Our beautiful daughter Emersyn Paige passed away from SMA Type 1 on April 7th,2009 at the age of 7 months old. This blog is dedicated to her life, legacy and spirit and our journey as a family through grief.





















































Monday, April 7, 2025

Awareness ~

Awareness 

April 7th, 2009, will always be the day the world stopped. I needed no social media notification, news story, or emergency alert to tell me this soul-collapsing truth. We were there with you, lying beside you, and felt your spirit leave your earthly body. Just like that, a final breath on planet Earth before you crossed over. I felt every move of that and was hyper-aware of the snow falling outside of our hospital room, the warmth surrounding us, and the sound of Brahms’ lullaby playing in the background. Awareness—acute and total awareness— as we dressed you and lay with you until it was time for us to carry you home.

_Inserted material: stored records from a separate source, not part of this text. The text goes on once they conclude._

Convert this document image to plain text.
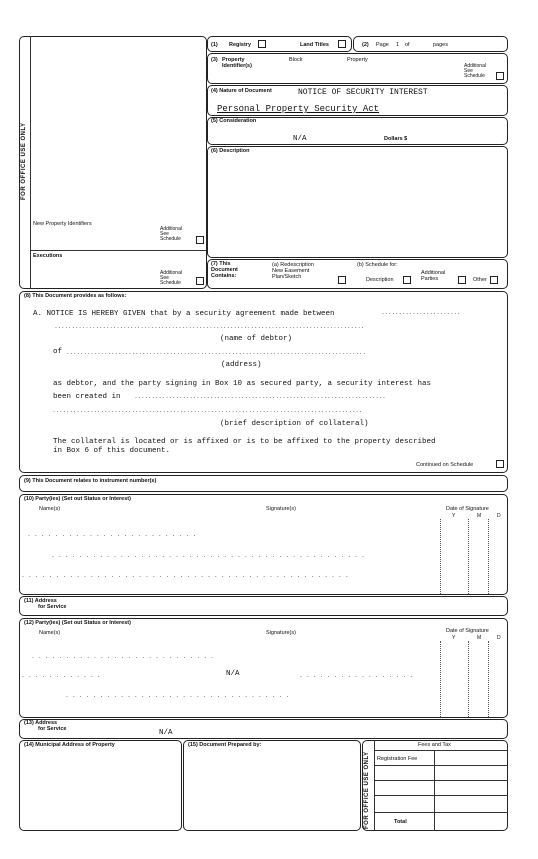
FOR OFFICE USE ONLY
New Property Identifiers
Additional
See
Schedule
Executions
Additional
See
Schedule
(1) Registry	Land Titles	(2) Page 1 of	pages
(3) Property
Identifier(s)
Block	Property
Additional
See
Schedule
(4) Nature of Document	NOTICE OF SECURITY INTEREST
Personal Property Security Act
(5) Consideration
N/A	Dollars $
(6) Description
(7) This
Document
Contains:
(a) Redescription
New Easement
Plan/Sketch
(b) Schedule for:
Description
Additional
Parties	Other
(8) This Document provides as follows:
A. NOTICE IS HEREBY GIVEN that by a security agreement made between	.......................
..........................................................................................
(name of debtor)
of .......................................................................................
(address)
as debtor, and the party signing in Box 10 as secured party, a security interest has
been created in .........................................................................
..........................................................................................
(brief description of collateral)
The collateral is located or is affixed or is to be affixed to the property described
in Box 6 of this document.
Continued on Schedule
(9) This Document relates to instrument number(s)
(10) Party(ies) (Set out Status or Interest)
Name(s)	Signature(s)	Date of Signature
Y	M	D
. . . . . . . . . . . . . . . . . . . . . . . . .
. . . . . . . . . . . . . . . . . . . . . . . . . . . . . . . . . . . . . . . . . . . . . .
. . . . . . . . . . . . . . . . . . . . . . . . . . . . . . . . . . . . . . . . . . . . . . . .
(11) Address
for Service
(12) Party(ies) (Set out Status or Interest)
Name(s)	Signature(s)	Date of Signature
Y	M	D
. . . . . . . . . . . . . . . . . . . . . . . . . . .
N/A
. . . . . . . . . . . .	. . . . . . . . . . . . . . . . .
. . . . . . . . . . . . . . . . . . . . . . . . . . . . . . . . .
(13) Address
for Service	N/A
(14) Municipal Address of Property	(15) Document Prepared by:
FOR OFFICE USE ONLY
Fees and Tax
Registration Fee
Total
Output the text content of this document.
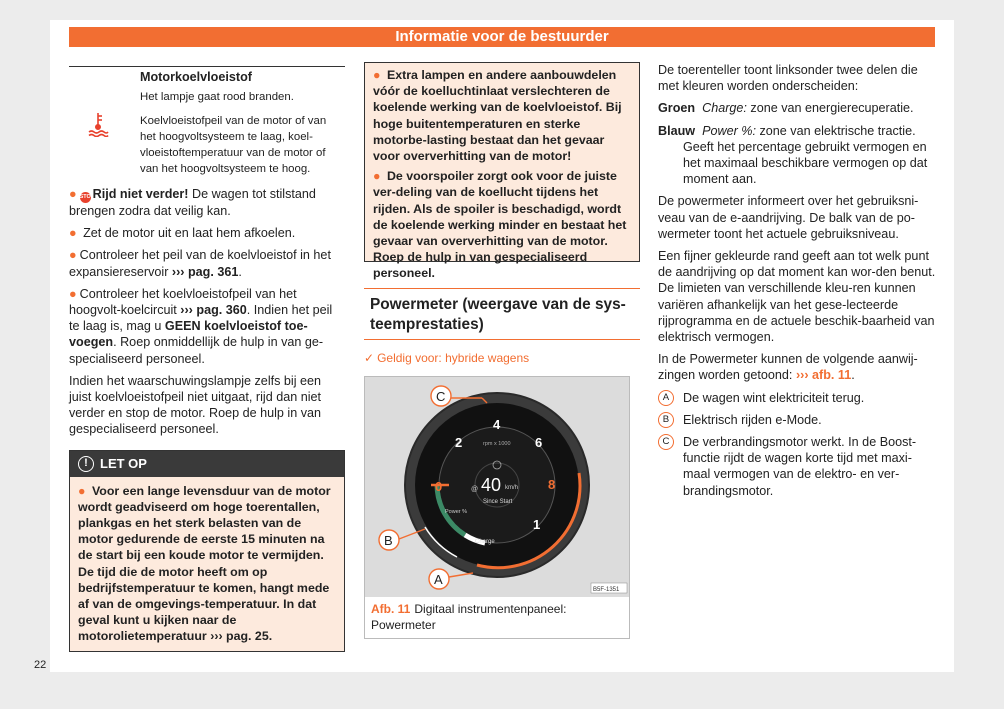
Informatie voor de bestuurder
22
Motorkoelvloeistof
Het lampje gaat rood branden.
Koelvloeistofpeil van de motor of van het hoogvoltsysteem te laag, koel-vloeistoftemperatuur van de motor of van het hoogvoltsysteem te hoog.

● STOPRijd niet verder! De wagen tot stilstand brengen zodra dat veilig kan.

● Zet de motor uit en laat hem afkoelen.

● Controleer het peil van de koelvloeistof in het expansiereservoir ››› pag. 361.

● Controleer het koelvloeistofpeil van het hoogvolt-koelcircuit ››› pag. 360. Indien het peil te laag is, mag u GEEN koelvloeistof toe-voegen. Roep onmiddellijk de hulp in van ge-specialiseerd personeel.

Indien het waarschuwingslampje zelfs bij een juist koelvloeistofpeil niet uitgaat, rijd dan niet verder en stop de motor. Roep de hulp in van gespecialiseerd personeel.

! LET OP
● Voor een lange levensduur van de motor wordt geadviseerd om hoge toerentallen, plankgas en het sterk belasten van de motor gedurende de eerste 15 minuten na de start bij een koude motor te vermijden. De tijd die de motor heeft om op bedrijfstemperatuur te komen, hangt mede af van de omgevings-temperatuur. In dat geval kunt u kijken naar de motorolietemperatuur ››› pag. 25.

● Extra lampen en andere aanbouwdelen vóór de koelluchtinlaat verslechteren de koelende werking van de koelvloeistof. Bij hoge buitentemperaturen en sterke motorbe-lasting bestaat dan het gevaar voor oververhitting van de motor!

● De voorspoiler zorgt ook voor de juiste ver-deling van de koellucht tijdens het rijden. Als de spoiler is beschadigd, wordt de koelende werking minder en bestaat het gevaar van oververhitting van de motor. Roep de hulp in van gespecialiseerd personeel.

Powermeter (weergave van de sys-teemprestaties)
✓ Geldig voor: hybride wagens
2
4
6
8
0
1
rpm x 1000
@ 40 km/h
Since Start
Power %
Charge
C
B
A
B5F-1351
Afb. 11 Digitaal instrumentenpaneel: Powermeter

De toerenteller toont linksonder twee delen die met kleuren worden onderscheiden:

Groen Charge: zone van energierecuperatie.
Blauw Power %: zone van elektrische tractie. Geeft het percentage gebruikt vermogen en het maximaal beschikbare vermogen op dat moment aan.

De powermeter informeert over het gebruiksni-veau van de e-aandrijving. De balk van de po-wermeter toont het actuele gebruiksniveau.

Een fijner gekleurde rand geeft aan tot welk punt de aandrijving op dat moment kan wor-den benut. De limieten van verschillende kleu-ren kunnen variëren afhankelijk van het gese-lecteerde rijprogramma en de actuele beschik-baarheid van elektrisch vermogen.

In de Powermeter kunnen de volgende aanwij-zingen worden getoond: ››› afb. 11.

A	De wagen wint elektriciteit terug.
B	Elektrisch rijden e-Mode.
C	De verbrandingsmotor werkt. In de Boost-functie rijdt de wagen korte tijd met maxi-maal vermogen van de elektro- en ver-brandingsmotor.
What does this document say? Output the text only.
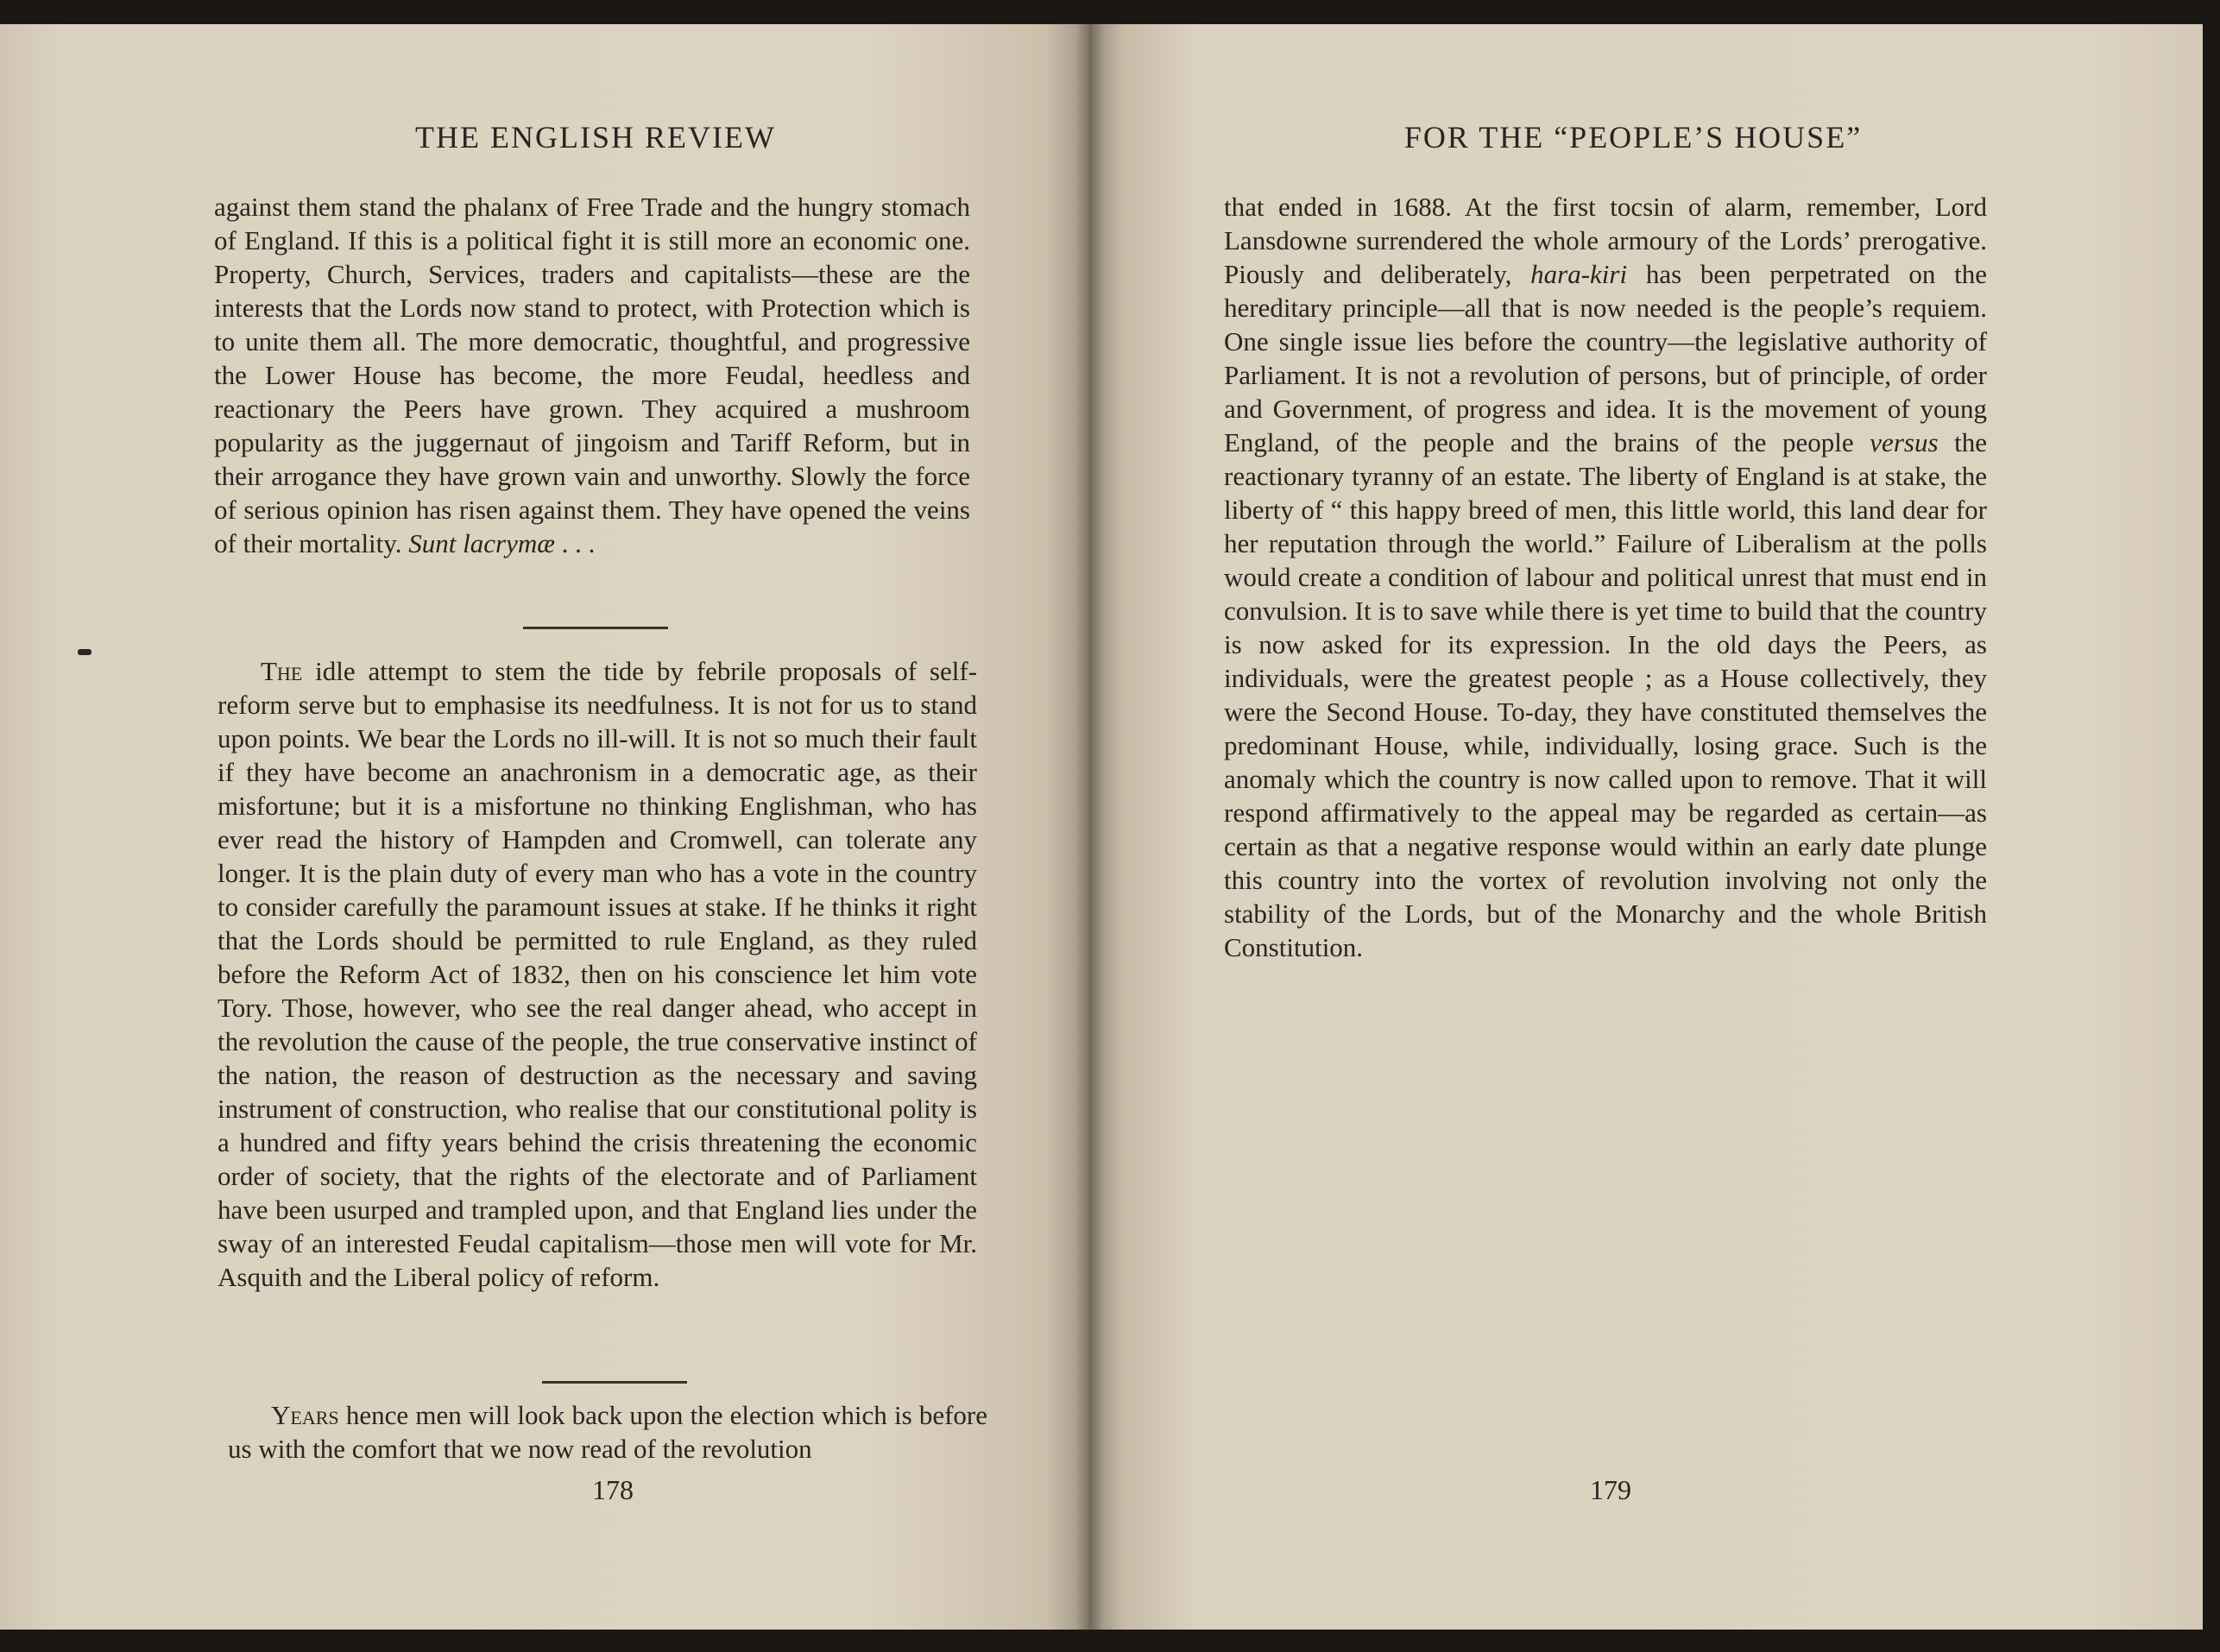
THE ENGLISH REVIEW

against them stand the phalanx of Free Trade and the hungry stomach of England. If this is a political fight it is still more an economic one. Property, Church, Services, traders and capitalists—these are the interests that the Lords now stand to protect, with Protection which is to unite them all. The more democratic, thoughtful, and progressive the Lower House has become, the more Feudal, heedless and reactionary the Peers have grown. They acquired a mushroom popularity as the juggernaut of jingoism and Tariff Reform, but in their arrogance they have grown vain and unworthy. Slowly the force of serious opinion has risen against them. They have opened the veins of their mortality. Sunt lacrymæ . . .

The idle attempt to stem the tide by febrile proposals of self-reform serve but to emphasise its needfulness. It is not for us to stand upon points. We bear the Lords no ill-will. It is not so much their fault if they have become an anachronism in a democratic age, as their misfortune; but it is a misfortune no thinking Englishman, who has ever read the history of Hampden and Cromwell, can tolerate any longer. It is the plain duty of every man who has a vote in the country to consider carefully the paramount issues at stake. If he thinks it right that the Lords should be permitted to rule England, as they ruled before the Reform Act of 1832, then on his conscience let him vote Tory. Those, however, who see the real danger ahead, who accept in the revolution the cause of the people, the true conservative instinct of the nation, the reason of destruction as the necessary and saving instrument of construction, who realise that our constitutional polity is a hundred and fifty years behind the crisis threatening the economic order of society, that the rights of the electorate and of Parliament have been usurped and trampled upon, and that England lies under the sway of an interested Feudal capitalism—those men will vote for Mr. Asquith and the Liberal policy of reform.

Years hence men will look back upon the election which is before us with the comfort that we now read of the revolution

178
FOR THE “PEOPLE’S HOUSE”

that ended in 1688. At the first tocsin of alarm, remember, Lord Lansdowne surrendered the whole armoury of the Lords’ prerogative. Piously and deliberately, hara-kiri has been perpetrated on the hereditary principle—all that is now needed is the people’s requiem. One single issue lies before the country—the legislative authority of Parliament. It is not a revolution of persons, but of principle, of order and Government, of progress and idea. It is the movement of young England, of the people and the brains of the people versus the reactionary tyranny of an estate. The liberty of England is at stake, the liberty of “ this happy breed of men, this little world, this land dear for her reputation through the world.” Failure of Liberalism at the polls would create a condition of labour and political unrest that must end in convulsion. It is to save while there is yet time to build that the country is now asked for its expression. In the old days the Peers, as individuals, were the greatest people ; as a House collectively, they were the Second House. To-day, they have constituted themselves the predominant House, while, individually, losing grace. Such is the anomaly which the country is now called upon to remove. That it will respond affirmatively to the appeal may be regarded as certain—as certain as that a negative response would within an early date plunge this country into the vortex of revolution involving not only the stability of the Lords, but of the Monarchy and the whole British Constitution.

179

We walked out of the hospital as parking garages were closed for your sacred walk from the room to our car. I held you in my arms, and our friend drove us to the funeral home, where we brought you inside and sat with you while the light shone down on your dark, shiny hair and beautiful, perfect face. I tuned out the traffic and noises outside of these spaces that day, but I was intensely aware of certain things that connected both worlds: the snow, the sunlight warming the room, the nurse who brought the three of us warm blankets, the butterfly card from another bereaved mom that had fallen from the dash to my seat where I sat holding my girl, the sorrow of our family and friends that day when they found out you passed. I will never forget the look on Jason’s face when we left the hospital with our daughter lying on her sheepskin, looking like an Angel. He was and I was forever changed with a new sense of awareness that ripped our souls apart at the core and shattered our hearts.

This awareness was a new sense of knowing that has never left me. There was an anesthetic effect from the shock of grief in the early years which made it challenging to listen to this knowing, as I was not ready to accept that this was my new state of being. I am a bereaved parent, and I say that now with both ache and sacred grace. I remember a counselor once telling me they felt very sad that Jay and I refer to ourselves as not only parents but bereaved parents. He said that was a sad reference that he hoped we would one day reframe. I said to him, I hope we never reframe this, as what you grieve most, you love deeply.

No one ever wants to be in the club that we belong to, but only those in this never-talked-about club can understand. For many years, I tuned out things that I could not give energy to. Certain events and big group gatherings felt like a direct threat to the broken shards of myself that I could not seem to hold together. I had to journey on a new, unknown path to healing, where I had no map, compass, or light to guide me. Grief is inherently lonely as no two people grieve at the same time in the same way. I was governed by my gut, instincts, and what has now become, 16 years later, a knowing. This deep knowing is you and I feel you with me every day. I find dimes, butterflies, meet good people and hear songs that feel like you are saying an enthusiastic “hi mom” or “take a breath and slow down mom just chill" just when I need it most. When I am searching for the right thing to do there you are nudging me along in the right direction.

You are my superpower, my knowing, and my bridge between this world and the other—the one where you are always in that warm light that feels like a huge hug on a peaceful Spring day. I am intensely aware of the moments that I know will be in my mind and heart on replay forever.

When Isla rested her head on my shoulder for a brief moment before stepping out of the car as she went into the barn last week, after we had a great talk on the way to her lesson. That warmed my heart and stopped me in my tracks. Even after a long day at work, I wasn’t letting that moment miss me. When Callum asked about what I am bringing to decorate your spot at Glen Oaks today and he smiled and admired the solar Angel that I picked out. When I walked out of work this week after a Spring snowfall that resulted in icy roads and your dad was waiting for me to make sure I got home safely. When I see a person reflect on how they have treated someone and do better next time. When I visit my family or friends, any stress of the day begins to melt away and is replaced by laughter and a much needed hug! These are the moments that I am very aware of as these are the times when I feel you with me most. Life is short, be aware and breathe, reset and carry forward doing the best you can and always remember no one is perfect. This is what I am sure you are saying to me.

Thank you for grounding me in a world where the moments that truly matter can sometimes feel elusive. With so much noise from social media and the constant swirl of distractions, it’s easy to overlook the quiet gifts of awareness, mindfulness, and trusting our instincts. Thank you for reminding me to slow down when I get caught up in the rush of work and life, and for teaching me that the real treasures lie in being present for what truly matters. Emersyn, it has been 16 years since you left this world physically, but my sense of your spiritual presence only deepens as I continue my journey of healing. What we grieve, we love, and while I will always be a bereaved Mom, above all, I will always be your Mom. I remain profoundly aware and proud of your light, and my heart is filled with awe for the love you continue to send.

Missing and loving you always with a deep knowing that I will hug you again one day and oh what a feeling that will be.